Studies have shown that ambient air pollution is linked to preeclampsia (PE), possibly via generation of oxidative stress in the placenta. Telomere length and mitochondrial DNA copy number (mtDNAcn) are sensitive to oxidative stress damage. To study the association between prenatal exposure to ambient nitrogen oxides (NO, a marker for traffic-related air pollution), and PE, as well as potential mediation effects by placental telomere length and mtDNAcn. This is a cross-sectional study of 42 preeclamptic and 95 arbitrarily selected normotensive pregnant women with gestational ambient NO exposure assessment in southern Scania, Sweden. Hourly concentrations of NO were estimated at the residential addresses by a Gaussian-plume dispersion model with 100 × 100 m spatial resolutions and aggregated into trimester-specific mean concentrations. Placental relative mtDNAcn and telomere length were measured using qPCR. Linear and logistic regression models were used to investigate associations, adjusted for perinatal and seasonal characteristics. Exposure was categorized into low and high exposures by median cut-offs during first [11.9 μg/m; interquartile range (IQR) 7.9, 17.9], second (11.6 μg/m; IQR: 7.1, 21.1), third trimesters (11.9 μg/m; IQR: 7.7, 19.5) and entire pregnancy (12.0 μg/m; IQR: 7.6, 20.1). Increased risk of PE was found for high prenatal NO exposure during the first trimester (OR 4.0; 95% CI: 1.4, 11.1; = 0.008), and entire pregnancy (OR 3.7; 95% CI: 1.3, 10.4; = 0.012). High exposed group during the first trimester had lower placental relative mtDNAcn compared with low exposed group (-0.20; 95% CI: -0.36, -0.04; = 0.01). Changes in relative mtDNAcn did not mediate the association between prenatal NO exposure and PE. No statistically significant association was found between placental relative telomere length, prenatal NO exposure and PE. In this region with relatively low levels of air pollution, ambient NO exposure during the first trimester was associated with reduced placental relative mtDNAcn and an increased risk of PE. However, we did not find any evidence that mtDNAcn or TL mediated the association between air pollution and PE. Future research should further investigate the role of mtDNAcn for pregnancy complications in relation to exposure to ambient air pollution during pregnancy.
研究表明,环境空气污染可能通过在胎盘中产生氧化应激与先兆子痫(PE)相关联。
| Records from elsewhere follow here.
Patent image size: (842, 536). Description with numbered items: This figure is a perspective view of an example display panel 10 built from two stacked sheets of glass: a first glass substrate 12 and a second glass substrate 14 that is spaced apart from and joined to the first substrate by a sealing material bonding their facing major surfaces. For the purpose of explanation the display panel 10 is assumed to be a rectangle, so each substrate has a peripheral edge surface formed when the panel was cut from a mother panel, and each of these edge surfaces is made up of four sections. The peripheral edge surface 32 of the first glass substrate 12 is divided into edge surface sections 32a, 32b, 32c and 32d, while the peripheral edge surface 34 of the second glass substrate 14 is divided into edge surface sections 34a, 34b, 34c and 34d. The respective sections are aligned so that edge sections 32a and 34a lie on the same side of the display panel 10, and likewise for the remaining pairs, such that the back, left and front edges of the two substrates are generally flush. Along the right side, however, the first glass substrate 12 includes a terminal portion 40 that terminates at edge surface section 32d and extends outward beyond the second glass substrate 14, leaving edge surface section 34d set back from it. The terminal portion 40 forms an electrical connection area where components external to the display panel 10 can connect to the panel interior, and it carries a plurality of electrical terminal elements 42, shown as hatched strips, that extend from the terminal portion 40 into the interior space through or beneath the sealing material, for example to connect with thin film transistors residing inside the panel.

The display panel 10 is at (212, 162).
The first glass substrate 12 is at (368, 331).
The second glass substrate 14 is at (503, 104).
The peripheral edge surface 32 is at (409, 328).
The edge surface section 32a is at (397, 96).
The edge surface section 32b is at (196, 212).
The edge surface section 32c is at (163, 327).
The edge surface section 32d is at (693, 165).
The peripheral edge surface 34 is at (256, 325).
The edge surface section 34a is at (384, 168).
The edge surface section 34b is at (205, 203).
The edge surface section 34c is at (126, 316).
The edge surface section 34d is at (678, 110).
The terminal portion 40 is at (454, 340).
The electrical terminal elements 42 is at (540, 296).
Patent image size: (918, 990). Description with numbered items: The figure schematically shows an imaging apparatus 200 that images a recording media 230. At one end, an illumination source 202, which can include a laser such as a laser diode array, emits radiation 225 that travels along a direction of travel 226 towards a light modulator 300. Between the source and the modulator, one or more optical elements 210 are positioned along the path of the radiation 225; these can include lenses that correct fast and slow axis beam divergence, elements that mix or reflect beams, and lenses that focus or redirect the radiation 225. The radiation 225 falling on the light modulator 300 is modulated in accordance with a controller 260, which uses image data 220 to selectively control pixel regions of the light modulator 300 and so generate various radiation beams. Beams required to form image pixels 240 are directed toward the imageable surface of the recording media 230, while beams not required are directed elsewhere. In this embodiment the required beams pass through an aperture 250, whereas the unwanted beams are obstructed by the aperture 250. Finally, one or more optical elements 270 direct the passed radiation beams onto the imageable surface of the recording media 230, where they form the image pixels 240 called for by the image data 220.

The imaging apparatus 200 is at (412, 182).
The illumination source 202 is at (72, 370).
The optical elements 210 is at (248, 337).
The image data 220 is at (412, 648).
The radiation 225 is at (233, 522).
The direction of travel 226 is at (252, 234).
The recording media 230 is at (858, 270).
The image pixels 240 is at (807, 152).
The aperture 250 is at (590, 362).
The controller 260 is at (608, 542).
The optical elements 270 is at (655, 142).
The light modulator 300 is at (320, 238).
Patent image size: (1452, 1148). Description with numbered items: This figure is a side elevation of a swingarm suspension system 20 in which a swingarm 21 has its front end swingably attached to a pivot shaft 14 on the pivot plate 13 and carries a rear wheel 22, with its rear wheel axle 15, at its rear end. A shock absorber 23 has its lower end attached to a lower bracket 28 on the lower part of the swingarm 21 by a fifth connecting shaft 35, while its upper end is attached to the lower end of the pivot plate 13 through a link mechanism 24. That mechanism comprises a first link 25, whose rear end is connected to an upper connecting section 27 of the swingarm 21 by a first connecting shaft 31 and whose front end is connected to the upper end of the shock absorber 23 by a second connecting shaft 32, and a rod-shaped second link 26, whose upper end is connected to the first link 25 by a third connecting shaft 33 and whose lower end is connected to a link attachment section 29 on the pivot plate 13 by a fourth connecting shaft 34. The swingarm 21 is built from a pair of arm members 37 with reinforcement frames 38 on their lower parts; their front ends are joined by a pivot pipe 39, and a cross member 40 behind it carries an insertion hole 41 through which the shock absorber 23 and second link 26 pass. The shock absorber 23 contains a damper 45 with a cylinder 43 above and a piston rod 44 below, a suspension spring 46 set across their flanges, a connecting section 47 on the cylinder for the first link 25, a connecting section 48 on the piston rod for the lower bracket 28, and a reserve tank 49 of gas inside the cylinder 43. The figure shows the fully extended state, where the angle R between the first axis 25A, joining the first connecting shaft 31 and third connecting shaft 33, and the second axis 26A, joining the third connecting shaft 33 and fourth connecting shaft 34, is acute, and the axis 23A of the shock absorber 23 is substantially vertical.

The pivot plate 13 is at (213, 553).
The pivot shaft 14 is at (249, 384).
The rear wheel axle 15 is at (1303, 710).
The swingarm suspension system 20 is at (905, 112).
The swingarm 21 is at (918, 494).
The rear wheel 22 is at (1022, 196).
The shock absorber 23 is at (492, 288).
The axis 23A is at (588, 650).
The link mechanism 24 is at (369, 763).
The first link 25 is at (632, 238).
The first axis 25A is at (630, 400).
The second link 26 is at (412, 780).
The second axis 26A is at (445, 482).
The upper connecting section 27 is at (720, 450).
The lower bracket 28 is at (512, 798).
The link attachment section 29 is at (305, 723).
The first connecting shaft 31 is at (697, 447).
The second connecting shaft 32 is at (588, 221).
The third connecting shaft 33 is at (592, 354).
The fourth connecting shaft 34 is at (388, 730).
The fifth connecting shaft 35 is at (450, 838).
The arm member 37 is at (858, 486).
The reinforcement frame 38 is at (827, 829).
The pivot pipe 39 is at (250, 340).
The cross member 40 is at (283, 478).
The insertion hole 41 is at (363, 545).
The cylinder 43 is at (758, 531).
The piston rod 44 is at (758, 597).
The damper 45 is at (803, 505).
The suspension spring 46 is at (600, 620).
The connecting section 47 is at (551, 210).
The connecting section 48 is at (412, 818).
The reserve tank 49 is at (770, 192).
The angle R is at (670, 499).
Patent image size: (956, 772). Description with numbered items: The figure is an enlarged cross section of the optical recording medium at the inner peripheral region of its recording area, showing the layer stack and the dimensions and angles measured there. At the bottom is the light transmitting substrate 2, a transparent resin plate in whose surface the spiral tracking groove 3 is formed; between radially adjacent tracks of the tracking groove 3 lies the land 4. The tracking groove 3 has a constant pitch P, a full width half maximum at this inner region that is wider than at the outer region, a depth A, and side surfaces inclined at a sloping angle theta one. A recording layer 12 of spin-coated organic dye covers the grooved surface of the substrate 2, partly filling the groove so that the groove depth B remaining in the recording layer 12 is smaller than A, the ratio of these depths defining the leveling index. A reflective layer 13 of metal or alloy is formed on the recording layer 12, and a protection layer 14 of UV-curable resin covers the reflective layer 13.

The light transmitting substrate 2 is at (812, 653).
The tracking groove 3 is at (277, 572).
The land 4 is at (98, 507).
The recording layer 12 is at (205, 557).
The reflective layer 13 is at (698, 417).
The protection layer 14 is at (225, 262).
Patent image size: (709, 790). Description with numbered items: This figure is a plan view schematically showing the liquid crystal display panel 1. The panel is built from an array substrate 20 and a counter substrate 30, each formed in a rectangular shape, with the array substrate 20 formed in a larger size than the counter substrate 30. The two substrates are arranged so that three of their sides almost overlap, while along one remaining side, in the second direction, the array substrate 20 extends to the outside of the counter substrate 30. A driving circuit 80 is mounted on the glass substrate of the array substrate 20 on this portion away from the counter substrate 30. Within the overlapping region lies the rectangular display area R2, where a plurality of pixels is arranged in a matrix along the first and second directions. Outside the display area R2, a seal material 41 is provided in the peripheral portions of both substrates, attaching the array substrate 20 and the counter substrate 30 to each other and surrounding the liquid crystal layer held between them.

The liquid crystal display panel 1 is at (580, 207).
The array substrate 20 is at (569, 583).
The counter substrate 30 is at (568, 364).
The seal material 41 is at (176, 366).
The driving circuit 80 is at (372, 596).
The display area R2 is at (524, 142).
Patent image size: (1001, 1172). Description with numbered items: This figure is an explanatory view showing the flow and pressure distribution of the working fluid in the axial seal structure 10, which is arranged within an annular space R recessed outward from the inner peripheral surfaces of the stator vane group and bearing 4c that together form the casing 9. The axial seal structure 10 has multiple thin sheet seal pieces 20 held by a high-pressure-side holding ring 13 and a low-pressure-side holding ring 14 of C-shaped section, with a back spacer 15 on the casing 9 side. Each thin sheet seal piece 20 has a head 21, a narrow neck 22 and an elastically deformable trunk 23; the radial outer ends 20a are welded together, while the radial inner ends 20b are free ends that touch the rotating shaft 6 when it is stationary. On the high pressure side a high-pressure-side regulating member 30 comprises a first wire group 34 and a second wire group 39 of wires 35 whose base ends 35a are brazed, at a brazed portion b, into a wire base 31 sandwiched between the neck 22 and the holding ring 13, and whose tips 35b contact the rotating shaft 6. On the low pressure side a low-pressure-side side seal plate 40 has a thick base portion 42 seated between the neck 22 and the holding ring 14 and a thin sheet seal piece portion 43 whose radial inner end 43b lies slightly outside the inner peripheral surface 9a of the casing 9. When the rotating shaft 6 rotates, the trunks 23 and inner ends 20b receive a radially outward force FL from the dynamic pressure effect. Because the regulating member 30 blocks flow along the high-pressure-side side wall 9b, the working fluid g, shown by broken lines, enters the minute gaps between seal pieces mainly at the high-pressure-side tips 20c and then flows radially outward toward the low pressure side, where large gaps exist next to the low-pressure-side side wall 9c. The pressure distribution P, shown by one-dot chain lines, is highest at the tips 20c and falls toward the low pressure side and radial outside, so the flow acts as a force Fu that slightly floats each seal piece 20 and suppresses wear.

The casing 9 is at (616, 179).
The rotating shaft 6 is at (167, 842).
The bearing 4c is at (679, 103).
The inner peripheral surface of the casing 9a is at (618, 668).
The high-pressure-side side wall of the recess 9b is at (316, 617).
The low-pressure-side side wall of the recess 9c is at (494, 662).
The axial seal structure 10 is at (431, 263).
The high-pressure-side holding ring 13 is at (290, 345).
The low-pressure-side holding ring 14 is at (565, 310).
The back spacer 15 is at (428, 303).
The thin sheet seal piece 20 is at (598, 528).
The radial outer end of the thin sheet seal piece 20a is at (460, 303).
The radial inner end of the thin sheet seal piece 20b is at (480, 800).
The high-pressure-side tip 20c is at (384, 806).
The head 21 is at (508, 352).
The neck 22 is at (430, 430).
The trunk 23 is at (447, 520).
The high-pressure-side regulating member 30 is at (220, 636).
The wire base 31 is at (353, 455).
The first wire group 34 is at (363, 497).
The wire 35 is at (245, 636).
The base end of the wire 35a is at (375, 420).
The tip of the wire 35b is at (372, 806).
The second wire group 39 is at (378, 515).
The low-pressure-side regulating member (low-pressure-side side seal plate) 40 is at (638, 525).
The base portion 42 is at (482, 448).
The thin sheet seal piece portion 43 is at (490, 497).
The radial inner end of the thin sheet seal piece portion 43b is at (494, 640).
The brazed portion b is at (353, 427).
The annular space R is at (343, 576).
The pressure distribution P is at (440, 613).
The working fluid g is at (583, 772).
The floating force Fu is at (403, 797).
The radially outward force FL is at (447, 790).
端粒长度和线粒体DNA拷贝数(mtDNAcn)对氧化应激损伤敏感。本研究旨在探讨孕期暴露于环境氮氧化物(NO,交通相关空气污染的标志物)与PE之间的关联,以及胎盘端粒长度和mtDNAcn的潜在中介作用。这是一项横断面研究,纳入了瑞典斯坎尼亚南部42例先兆子痫孕妇和95例随机选取的血压正常孕妇,对其孕期环境NO暴露进行评估。通过空间分辨率为100×100米的高斯烟羽扩散模型估算其居住地址每小时的NO浓度,并汇总为各孕期的平均浓度。采用qPCR测量胎盘相对mtDNAcn和端粒长度。使用线性和逻辑回归模型进行关联分析,并对围产期和季节特征进行了校正。根据中位数将暴露分为低暴露和高暴露组,第一孕期(11.9μg/m;四分位数间距(IQR)7.9,17.9)、第二孕期(11.6μg/m;IQR:7.1,21.1)、第三孕期(11.9μg/m;IQR:7.7,19.5)和整个孕期(12.0μg/m;IQR:7.6,20.1)。发现第一孕期(OR = 4.0;95%CI:1.4,11.1;P = 0.008)和整个孕期(OR = 3.7;95%CI:1.3,10.4;P = 0.012)高孕期NO暴露会增加PE风险。第一孕期高暴露组胎盘相对mtDNAcn低于低暴露组(-0.20;95%CI:-0.36,-0.04;P = 0.01)。相对mtDNAcn的变化并未介导孕期NO暴露与PE之间的关联。未发现胎盘相对端粒长度、孕期NO暴露与PE之间存在统计学显著关联。在该空气污染水平相对较低的地区,第一孕期环境NO暴露与胎盘相对mtDNAcn降低及PE风险增加相关。然而,我们未发现任何证据表明mtDNAcn或TL介导了空气污染与PE之间的关联。未来研究应进一步探讨mtDNAcn在孕期暴露于环境空气污染相关妊娠并发症中的作用。